SOCIÉTÉ

Yolande Vernaudon: "Moi aussi je suis une victime des essais nucléaires "


Lundi 18 Septembre 2017 à 17:47 | Lu 1459 fois

NUCLEAIRE – La réunion du Conseil d’orientation pour le suivi des conséquences des essais nucléaires (Coscen) s'est tenue ce lundi à la Présidence, sous la houlette d'Edouard Fritch. A l'ordre du jour, le nucléaire dans l’Accord de l’Elysée, le suivi de la Loi Morin et la situation du Civen, et le devoir de mémoire avec la création d’un Institut des archives.


Crédit photo: P.Bastianaggi
Crédit photo: P.Bastianaggi
Le Coscen ne s'était pas réuni depuis plus de quatre années, et pour Yolande Vernaudon, dont c'était la première apparition en tant que déléguée au suivi des conséquences des essais nucléaires (DSCEN), "C'était vraiment un besoin. Cette réunion a permis à tout le monde de s'exprimer et de définir les priorités à aborder. Et nous avons convenu aussi d'une méthodologie de travail."

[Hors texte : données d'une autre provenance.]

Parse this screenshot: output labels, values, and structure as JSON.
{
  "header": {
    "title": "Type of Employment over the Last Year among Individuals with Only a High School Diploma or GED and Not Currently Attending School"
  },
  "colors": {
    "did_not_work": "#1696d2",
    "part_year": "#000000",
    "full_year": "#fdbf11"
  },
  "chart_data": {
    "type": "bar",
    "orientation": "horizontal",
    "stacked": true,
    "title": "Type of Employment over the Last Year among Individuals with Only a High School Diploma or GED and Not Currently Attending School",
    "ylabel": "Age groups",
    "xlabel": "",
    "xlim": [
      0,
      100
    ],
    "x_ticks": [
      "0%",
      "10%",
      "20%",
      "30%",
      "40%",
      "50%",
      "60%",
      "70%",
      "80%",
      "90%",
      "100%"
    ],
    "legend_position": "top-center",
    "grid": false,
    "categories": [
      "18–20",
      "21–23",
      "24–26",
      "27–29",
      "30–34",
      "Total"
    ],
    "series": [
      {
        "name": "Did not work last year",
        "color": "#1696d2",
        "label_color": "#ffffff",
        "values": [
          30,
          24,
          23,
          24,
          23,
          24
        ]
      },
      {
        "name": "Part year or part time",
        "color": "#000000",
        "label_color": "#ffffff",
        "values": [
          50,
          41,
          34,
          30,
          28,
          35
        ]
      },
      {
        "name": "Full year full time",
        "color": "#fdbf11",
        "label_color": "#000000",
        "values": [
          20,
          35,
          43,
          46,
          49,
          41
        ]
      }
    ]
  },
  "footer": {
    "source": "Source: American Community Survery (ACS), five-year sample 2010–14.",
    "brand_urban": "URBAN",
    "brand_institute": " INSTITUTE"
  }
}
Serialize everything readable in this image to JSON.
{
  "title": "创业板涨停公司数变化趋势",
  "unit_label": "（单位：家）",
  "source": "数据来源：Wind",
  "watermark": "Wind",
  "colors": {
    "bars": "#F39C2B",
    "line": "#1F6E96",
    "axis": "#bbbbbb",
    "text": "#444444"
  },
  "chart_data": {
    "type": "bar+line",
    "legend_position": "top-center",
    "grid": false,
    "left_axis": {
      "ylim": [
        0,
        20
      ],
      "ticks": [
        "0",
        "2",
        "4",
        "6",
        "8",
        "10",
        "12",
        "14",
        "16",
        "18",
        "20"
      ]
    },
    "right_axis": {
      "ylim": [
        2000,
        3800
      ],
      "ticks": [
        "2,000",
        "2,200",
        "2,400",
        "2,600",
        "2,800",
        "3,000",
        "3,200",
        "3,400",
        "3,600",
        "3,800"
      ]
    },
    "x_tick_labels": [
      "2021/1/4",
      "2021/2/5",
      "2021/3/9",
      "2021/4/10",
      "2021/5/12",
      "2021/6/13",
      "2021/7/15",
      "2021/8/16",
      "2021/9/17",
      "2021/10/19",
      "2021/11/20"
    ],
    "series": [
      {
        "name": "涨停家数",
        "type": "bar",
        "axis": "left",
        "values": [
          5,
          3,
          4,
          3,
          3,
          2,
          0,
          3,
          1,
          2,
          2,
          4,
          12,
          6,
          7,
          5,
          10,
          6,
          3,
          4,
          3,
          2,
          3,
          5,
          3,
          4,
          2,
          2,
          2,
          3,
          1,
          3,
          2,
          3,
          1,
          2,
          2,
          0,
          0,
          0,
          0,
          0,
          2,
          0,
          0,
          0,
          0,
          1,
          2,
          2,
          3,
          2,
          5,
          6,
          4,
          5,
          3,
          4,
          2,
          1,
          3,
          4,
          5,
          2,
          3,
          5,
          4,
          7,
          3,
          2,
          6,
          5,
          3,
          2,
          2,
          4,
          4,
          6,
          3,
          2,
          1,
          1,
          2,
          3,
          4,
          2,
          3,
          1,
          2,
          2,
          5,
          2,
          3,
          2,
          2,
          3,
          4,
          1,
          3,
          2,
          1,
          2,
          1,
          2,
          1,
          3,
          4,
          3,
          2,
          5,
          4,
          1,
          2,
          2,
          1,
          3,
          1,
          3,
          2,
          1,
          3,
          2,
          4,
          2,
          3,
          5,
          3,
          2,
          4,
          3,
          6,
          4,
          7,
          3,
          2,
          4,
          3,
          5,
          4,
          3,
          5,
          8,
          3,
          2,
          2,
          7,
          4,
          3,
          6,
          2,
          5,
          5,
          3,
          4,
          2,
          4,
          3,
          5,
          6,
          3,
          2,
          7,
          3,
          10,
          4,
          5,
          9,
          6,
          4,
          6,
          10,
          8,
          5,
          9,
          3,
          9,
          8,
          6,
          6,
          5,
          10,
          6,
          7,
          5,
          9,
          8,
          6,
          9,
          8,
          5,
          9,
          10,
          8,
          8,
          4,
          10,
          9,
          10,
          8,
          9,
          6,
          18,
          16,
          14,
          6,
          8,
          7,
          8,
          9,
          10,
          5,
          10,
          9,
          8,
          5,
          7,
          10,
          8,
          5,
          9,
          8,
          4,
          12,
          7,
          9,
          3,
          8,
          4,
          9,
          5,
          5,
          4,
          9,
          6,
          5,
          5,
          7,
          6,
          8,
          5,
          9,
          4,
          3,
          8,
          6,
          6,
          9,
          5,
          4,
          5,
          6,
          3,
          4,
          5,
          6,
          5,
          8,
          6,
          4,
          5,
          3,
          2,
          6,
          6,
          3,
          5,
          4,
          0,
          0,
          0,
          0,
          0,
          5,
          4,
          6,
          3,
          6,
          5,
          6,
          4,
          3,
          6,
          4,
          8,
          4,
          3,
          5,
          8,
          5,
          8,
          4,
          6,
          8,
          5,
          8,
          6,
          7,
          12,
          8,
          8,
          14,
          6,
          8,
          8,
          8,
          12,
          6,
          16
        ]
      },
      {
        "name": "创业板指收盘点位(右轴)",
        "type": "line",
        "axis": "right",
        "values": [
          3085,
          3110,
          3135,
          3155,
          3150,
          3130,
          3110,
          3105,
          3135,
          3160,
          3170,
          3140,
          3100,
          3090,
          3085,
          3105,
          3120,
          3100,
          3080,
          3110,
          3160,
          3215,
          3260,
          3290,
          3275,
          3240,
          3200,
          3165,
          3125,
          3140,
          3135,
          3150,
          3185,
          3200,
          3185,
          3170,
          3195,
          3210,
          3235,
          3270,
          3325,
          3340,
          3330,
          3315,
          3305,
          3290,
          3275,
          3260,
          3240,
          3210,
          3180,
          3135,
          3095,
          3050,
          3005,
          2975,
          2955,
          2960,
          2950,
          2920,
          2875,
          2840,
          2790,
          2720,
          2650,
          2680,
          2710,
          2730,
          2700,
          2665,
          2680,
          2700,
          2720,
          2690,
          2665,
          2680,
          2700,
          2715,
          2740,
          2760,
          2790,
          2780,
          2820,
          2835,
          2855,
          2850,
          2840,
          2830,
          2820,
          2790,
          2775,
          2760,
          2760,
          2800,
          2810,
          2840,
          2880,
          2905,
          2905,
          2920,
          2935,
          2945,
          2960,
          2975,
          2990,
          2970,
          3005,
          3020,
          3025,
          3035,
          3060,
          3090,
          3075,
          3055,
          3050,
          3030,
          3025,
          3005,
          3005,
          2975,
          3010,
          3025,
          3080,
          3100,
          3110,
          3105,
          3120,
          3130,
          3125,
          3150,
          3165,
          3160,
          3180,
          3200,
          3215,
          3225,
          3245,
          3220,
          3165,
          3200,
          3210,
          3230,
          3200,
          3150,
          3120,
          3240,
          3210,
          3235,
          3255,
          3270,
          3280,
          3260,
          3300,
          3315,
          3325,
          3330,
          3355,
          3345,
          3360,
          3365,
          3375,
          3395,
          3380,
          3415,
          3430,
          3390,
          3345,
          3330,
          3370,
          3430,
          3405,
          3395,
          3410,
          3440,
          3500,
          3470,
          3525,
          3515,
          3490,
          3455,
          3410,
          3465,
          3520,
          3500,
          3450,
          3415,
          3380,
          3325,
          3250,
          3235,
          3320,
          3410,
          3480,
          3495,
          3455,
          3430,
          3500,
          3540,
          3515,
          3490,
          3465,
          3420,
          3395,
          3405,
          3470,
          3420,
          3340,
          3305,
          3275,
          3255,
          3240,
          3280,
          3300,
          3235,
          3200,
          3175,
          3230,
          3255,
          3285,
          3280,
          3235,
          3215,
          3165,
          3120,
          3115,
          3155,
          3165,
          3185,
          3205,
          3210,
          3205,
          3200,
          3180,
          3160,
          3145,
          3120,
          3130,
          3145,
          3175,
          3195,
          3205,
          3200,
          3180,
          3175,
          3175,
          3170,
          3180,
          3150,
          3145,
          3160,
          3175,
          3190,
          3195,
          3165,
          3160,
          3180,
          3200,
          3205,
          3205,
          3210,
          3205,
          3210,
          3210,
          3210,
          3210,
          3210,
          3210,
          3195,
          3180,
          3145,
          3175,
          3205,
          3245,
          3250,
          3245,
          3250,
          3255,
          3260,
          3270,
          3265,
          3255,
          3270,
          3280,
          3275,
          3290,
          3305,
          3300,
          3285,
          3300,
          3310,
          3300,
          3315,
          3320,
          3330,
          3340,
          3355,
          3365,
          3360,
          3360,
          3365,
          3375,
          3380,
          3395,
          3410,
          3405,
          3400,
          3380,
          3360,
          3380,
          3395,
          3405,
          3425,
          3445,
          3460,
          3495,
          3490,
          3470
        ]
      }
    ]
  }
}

Dans cette méthodologie, il a été créé un groupe de travail intermédiaire, dont la composition n'est pour l'heure pas complètement arrêtée, avec des gens qui ont plus de disponibilités que les gens du Coscen et qui préparerons les dossiers prioritaires. "Bien sûr, on est toujours dans la thématique de l'indemnisation des victimes et des questions sanitaires, et aussi, le devoir de mémoire", précise Yolande Vernaudon.

Quant au reproche de Roland Oldham de Mururoa e Tatou, qui estime "que les choses piétinent un peu, beaucoup de discussions, mais pas beaucoup d'avancement", Yolande Vernaudon partage un peu cet avis.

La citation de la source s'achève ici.